Following Oduduwa, Oranyan and Ajaka, Sango (or Jakuta) was the third Alafin (king) of Oyo. In Professor Mason's mythological account of heroes and kings, contrary to his peaceful brother Ajaka, he was a powerful and even violent ruler. Moreover, he is said to have had supernatural forces because he could produce thunder and lightning. He reigned for seven years, the whole of which period was marked by his continuous campaigns and his many battles. The end of his reign resulted from his own inadvertent destruction of his palace by lightning. During his lifetime, He was married to three wives namely Osun, Oba and Oya. Oya (who is his favorite) was a mystical creature who can transform into human form although is basically an animal.

The religious ritual of Shango was possibly designed in order to help the devotees of Shango gain self-control. Shango's beads tell the story of "his" essence, the logic of Obatala (white) alternating in balance with the fire of Aganju (red) in passion towards some goal. Historically, Shango brought prosperity to the Oyo Empire during his reign. After his deification, the initiation ceremony of the cult of his memory dictates that this same prosperity be bestowed upon followers, on a personal level. According to Yoruba and Vodou belief systems, Shango hurls bolts of lightning at the people chosen to be his followers, leaving behind imprints of stone axe blades on the Earth's crust. These blades can be seen easily after heavy rains. Veneration of Shango enables—according to Yoruba belief—a great deal of power and self-control.

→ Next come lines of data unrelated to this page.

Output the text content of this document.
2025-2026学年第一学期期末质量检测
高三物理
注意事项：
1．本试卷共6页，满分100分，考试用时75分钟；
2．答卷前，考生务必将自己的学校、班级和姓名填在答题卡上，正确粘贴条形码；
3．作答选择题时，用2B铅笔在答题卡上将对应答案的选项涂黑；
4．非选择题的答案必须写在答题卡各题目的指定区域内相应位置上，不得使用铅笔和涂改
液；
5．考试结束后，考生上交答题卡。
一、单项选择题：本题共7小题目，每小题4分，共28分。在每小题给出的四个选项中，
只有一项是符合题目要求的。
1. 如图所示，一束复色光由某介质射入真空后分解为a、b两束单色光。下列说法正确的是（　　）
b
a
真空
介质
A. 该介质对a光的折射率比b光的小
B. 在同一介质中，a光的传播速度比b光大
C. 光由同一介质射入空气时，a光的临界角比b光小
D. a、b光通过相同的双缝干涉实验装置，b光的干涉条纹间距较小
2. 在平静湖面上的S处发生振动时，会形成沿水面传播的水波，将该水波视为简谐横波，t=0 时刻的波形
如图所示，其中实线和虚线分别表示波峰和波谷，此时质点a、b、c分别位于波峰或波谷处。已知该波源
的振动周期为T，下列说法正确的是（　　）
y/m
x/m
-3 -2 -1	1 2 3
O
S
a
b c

Shango altars often contain an often-seen carved figure of a woman holding her bosom as a gift to the god with a single double-blade axe sticking up from her head. The axe symbolizes that this devotee is possessed by Shango. The woman's expression is calm and cool, expressing the qualities she has gained through her faith.

An oshe shango, or dance wand, is carried by devotees at the annual festival for Shango.